Mark begins with the words, “The beginning of the good news of Jesus Christ, the Son of God.” We are going in a completely different direction here. This is confirmed in the gospel of Luke, when we follow a genealogy backward in time not to Abraham this time but to Adam, the original son of God, and Luke is a gospel that lifts up Jesus as the savior of mankind.
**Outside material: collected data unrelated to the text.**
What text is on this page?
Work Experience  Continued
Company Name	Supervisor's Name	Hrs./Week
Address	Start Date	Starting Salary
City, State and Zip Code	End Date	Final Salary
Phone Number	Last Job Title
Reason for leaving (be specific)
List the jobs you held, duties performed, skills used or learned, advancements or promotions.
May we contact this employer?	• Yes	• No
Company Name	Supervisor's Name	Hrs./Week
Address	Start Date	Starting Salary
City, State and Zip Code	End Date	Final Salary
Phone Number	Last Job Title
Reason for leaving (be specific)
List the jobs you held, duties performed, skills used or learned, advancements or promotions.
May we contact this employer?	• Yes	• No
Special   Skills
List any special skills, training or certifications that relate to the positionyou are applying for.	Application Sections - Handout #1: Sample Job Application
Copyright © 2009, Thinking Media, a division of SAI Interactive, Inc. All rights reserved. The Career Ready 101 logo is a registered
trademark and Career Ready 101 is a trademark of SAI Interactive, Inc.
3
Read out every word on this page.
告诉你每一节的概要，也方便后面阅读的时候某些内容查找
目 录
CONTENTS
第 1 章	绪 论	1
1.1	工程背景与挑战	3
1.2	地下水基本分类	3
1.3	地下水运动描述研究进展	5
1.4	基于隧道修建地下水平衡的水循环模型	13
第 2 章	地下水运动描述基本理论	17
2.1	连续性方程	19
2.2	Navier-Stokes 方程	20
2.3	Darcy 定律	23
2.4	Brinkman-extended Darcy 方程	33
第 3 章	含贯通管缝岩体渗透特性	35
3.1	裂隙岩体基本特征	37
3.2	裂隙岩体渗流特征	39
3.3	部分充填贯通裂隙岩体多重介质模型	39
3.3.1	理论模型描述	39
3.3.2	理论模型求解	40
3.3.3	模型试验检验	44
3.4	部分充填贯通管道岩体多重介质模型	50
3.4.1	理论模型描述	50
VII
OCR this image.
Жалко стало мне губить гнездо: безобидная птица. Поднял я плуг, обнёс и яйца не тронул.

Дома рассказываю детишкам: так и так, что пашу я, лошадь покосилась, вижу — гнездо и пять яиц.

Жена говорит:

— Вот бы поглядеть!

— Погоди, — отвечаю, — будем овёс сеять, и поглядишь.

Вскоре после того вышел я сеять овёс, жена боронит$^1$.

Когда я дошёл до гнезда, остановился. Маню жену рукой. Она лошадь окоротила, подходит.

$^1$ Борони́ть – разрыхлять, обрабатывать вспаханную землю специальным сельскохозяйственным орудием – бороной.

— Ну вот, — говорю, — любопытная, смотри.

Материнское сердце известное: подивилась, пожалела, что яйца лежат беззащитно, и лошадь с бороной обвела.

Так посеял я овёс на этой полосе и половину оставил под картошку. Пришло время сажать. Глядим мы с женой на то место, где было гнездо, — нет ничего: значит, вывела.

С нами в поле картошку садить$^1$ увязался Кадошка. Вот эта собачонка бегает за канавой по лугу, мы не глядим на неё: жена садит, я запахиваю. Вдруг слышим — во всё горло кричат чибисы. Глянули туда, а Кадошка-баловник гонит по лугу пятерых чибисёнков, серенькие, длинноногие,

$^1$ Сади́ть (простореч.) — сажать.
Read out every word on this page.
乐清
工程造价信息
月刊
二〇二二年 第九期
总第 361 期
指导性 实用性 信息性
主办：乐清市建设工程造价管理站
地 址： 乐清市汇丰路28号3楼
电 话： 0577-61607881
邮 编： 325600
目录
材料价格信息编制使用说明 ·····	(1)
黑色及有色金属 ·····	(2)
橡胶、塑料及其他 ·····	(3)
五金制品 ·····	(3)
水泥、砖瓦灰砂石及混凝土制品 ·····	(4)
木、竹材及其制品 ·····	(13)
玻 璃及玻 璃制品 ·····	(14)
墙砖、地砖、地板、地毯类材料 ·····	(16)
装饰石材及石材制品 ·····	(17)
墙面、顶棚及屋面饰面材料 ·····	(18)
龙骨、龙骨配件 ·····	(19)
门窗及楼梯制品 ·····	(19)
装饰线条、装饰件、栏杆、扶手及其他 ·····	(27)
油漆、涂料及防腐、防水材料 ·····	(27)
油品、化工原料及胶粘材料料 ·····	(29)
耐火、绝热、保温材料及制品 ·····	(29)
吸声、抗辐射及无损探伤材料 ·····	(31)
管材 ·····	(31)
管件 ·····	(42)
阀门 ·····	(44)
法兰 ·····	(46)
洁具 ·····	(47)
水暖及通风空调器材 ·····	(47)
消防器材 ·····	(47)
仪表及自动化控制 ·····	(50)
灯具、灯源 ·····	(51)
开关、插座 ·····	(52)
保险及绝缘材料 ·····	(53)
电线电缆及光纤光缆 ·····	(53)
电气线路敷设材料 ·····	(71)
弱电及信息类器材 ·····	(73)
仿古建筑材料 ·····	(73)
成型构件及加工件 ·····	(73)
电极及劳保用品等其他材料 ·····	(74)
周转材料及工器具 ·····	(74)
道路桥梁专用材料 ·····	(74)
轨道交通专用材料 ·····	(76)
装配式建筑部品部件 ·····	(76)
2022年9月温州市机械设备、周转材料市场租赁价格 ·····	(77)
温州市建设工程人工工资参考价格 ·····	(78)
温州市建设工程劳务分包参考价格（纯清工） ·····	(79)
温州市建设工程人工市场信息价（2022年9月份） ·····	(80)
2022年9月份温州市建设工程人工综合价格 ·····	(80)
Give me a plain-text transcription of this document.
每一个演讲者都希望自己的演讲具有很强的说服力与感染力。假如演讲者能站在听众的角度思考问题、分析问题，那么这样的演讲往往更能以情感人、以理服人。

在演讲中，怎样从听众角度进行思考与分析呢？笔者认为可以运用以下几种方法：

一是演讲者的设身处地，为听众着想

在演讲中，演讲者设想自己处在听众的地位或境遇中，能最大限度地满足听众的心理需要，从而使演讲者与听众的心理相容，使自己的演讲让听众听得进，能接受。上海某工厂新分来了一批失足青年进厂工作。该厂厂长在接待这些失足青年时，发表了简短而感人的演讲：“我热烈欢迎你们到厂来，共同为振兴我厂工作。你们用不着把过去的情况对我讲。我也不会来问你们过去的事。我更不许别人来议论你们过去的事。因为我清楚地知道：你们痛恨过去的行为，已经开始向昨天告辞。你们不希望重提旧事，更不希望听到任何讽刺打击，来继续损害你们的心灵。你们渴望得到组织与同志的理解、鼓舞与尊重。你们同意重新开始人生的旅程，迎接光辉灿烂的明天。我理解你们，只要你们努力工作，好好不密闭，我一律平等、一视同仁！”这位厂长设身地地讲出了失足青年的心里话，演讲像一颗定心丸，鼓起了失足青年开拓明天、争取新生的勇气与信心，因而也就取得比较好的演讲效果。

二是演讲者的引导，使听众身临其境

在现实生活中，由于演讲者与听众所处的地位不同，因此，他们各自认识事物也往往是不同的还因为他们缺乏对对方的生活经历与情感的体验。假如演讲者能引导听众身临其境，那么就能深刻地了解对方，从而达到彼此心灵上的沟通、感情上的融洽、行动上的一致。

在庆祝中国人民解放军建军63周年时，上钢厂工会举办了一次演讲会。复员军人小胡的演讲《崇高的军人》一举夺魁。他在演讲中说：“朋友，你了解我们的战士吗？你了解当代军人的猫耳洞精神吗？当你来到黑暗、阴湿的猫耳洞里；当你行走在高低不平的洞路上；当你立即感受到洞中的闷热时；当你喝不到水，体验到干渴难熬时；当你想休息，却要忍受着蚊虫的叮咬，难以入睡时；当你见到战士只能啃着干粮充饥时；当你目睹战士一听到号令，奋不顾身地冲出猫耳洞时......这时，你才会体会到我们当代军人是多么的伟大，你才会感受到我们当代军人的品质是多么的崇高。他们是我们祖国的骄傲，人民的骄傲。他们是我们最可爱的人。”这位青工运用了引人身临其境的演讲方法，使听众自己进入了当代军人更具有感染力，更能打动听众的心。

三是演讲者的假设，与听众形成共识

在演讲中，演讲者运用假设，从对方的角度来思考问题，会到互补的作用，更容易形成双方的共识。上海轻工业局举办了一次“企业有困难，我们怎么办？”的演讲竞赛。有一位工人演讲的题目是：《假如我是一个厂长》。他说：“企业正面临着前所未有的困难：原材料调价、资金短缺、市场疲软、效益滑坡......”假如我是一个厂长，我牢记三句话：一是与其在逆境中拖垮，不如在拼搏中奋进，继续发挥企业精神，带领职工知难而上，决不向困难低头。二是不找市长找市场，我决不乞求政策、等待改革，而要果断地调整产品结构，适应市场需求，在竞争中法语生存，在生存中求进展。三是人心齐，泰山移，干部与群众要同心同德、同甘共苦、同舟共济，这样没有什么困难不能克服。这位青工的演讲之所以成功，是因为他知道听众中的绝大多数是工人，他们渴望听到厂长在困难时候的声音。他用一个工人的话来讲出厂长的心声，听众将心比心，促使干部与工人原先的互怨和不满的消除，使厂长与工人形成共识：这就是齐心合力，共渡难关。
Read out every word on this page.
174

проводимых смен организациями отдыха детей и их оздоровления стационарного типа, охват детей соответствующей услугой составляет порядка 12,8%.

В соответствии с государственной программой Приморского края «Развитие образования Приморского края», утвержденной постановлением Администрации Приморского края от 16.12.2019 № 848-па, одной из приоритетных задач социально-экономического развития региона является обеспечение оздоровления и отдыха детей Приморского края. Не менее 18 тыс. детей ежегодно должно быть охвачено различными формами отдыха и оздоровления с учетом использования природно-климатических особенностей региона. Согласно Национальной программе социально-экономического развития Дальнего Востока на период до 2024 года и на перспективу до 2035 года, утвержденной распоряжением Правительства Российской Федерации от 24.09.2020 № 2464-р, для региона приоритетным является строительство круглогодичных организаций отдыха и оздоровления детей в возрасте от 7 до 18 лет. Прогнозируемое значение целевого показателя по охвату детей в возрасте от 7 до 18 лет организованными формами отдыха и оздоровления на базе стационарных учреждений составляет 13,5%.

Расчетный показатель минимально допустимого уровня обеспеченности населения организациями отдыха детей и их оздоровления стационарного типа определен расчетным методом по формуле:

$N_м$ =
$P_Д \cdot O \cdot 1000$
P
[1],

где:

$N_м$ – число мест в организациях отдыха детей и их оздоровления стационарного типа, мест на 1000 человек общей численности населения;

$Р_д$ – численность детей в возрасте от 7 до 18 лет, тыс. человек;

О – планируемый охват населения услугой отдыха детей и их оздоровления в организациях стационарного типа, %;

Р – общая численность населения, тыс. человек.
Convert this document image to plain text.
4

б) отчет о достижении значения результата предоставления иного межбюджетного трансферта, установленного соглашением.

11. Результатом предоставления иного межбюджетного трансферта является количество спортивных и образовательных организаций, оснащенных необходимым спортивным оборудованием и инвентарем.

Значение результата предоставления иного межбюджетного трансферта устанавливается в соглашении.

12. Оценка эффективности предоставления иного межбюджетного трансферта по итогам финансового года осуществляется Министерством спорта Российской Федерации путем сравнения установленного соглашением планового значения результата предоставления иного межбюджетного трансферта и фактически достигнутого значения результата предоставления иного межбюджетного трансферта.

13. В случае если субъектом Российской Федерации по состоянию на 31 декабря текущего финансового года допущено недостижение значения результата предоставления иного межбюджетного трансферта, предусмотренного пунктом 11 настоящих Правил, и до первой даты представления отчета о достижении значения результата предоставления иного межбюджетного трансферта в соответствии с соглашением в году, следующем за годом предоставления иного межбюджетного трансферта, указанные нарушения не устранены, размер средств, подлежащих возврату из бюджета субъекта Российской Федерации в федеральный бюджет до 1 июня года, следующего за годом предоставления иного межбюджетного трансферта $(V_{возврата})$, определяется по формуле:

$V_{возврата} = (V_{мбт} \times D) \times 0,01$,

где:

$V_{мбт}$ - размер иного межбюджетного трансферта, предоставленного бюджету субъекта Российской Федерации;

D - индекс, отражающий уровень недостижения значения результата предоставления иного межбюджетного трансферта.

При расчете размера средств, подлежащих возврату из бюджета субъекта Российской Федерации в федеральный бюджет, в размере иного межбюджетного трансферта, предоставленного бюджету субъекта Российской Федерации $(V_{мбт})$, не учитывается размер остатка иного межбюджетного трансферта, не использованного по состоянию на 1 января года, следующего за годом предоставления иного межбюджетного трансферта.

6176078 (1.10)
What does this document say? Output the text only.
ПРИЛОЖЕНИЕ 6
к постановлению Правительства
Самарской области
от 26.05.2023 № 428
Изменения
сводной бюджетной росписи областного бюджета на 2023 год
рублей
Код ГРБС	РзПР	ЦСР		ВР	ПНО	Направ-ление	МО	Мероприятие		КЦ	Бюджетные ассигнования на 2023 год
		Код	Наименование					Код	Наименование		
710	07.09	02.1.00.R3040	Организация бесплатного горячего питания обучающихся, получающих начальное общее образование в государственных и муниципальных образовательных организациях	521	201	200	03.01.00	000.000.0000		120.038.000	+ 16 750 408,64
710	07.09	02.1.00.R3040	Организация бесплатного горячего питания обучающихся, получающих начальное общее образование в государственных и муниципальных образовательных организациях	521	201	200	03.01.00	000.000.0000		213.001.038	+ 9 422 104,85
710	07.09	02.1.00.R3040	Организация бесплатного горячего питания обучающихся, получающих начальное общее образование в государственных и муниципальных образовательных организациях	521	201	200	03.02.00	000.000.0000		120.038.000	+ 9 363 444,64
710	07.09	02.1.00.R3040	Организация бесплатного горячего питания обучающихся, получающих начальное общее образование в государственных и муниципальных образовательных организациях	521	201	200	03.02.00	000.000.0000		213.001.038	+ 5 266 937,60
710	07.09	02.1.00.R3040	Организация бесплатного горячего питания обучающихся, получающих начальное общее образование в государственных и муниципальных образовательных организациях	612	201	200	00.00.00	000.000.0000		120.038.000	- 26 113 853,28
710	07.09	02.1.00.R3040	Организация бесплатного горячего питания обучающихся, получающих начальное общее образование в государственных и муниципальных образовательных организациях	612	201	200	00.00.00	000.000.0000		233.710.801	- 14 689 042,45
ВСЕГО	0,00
Now, we get to John, and the genealogy is carried back to all eternity. John goes deep. Jesus has a Divine eternal existence with God. Not separated: WITH God. Not just WITH God, but doing things, performing functions. Little things like CREATION, LIFE, and LIGHT. John's gospel isn't just dogma. He's revealing that Jesus' earthy life is just a continuance of something that had been going on behind the scenes for all ETERNITY. So, all of John's gospel show a Jesus who is simultaneously with God as he is with men and women.

John's gospel is the WHY of Jesus, the word made flesh. John's gospel is the WHY of Jesus' death on the cross. Voluntary surrender—pleasing to the Father—freely rendered on His own part. When we accept John's picture of Christ's earthly life as the visible half of a duplex whole—fully God and fully man—all our puzzles about Jesus vanish.

This is the most powerful lesson of Christmas.